For more than a decade, psychologist Diana Deutsch of the University of California, San Diego, has been studying an auditory illusion based upon the tritone, two notes played a half-octave apart. With a computer, Deutsch created ambiguous notes by superimposing tones from many octaves. Although listeners can perceive one of these notes as a C, say, they can't tell whether it's a high C, middle C, or low C. Indeed, the tone doesn't really belong to any octave at all.
Things got interesting when Deutsch compared tritone pairs of ambiguous notes. Even though neither note is higher or lower than the other, people consistently perceive one tone as high and the other as low. But they don't agree which is which. Stranger still, how subjects perceive the illusion seems to depend on where they grew up.
To test whether a mother tongue determines how a person interprets an ambiguous tritone, Deutsch and colleagues studied two groups of subjects who had emigrated to California from Vietnam. The first group came to the United States as children, and though Vietnamese was their first language, most no longer spoke it fluently. The second group, on the other hand, arrived in the United States as adults and spoke little English. Both sets of people born in Vietnam perceived the tritones in the same way--but differently from their California-born neighbors, whom Deutsch had studied earlier. Perception of the tritone, she believes, depends on what language an infant heard.

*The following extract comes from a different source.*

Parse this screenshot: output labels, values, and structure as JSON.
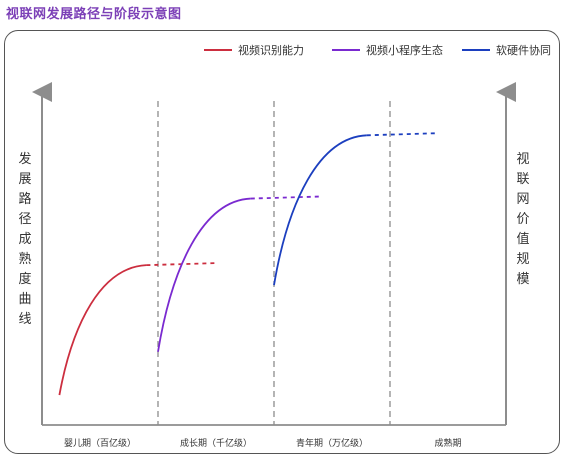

The study "reinforces the idea that early linguistic background affects perception" in adults, says Magdalene Chalikia, a psychologist at Minnesota State University in Moorhead. As an infant learns its first language, that is, the brain may adjust its neural connections in a way that affects the perception of sounds. But for the moment, scientists have little idea how each language rewires the brain. "You can't make predictions," sighs Chalikia. "It's frustrating." The devil, it turns out, is in the details.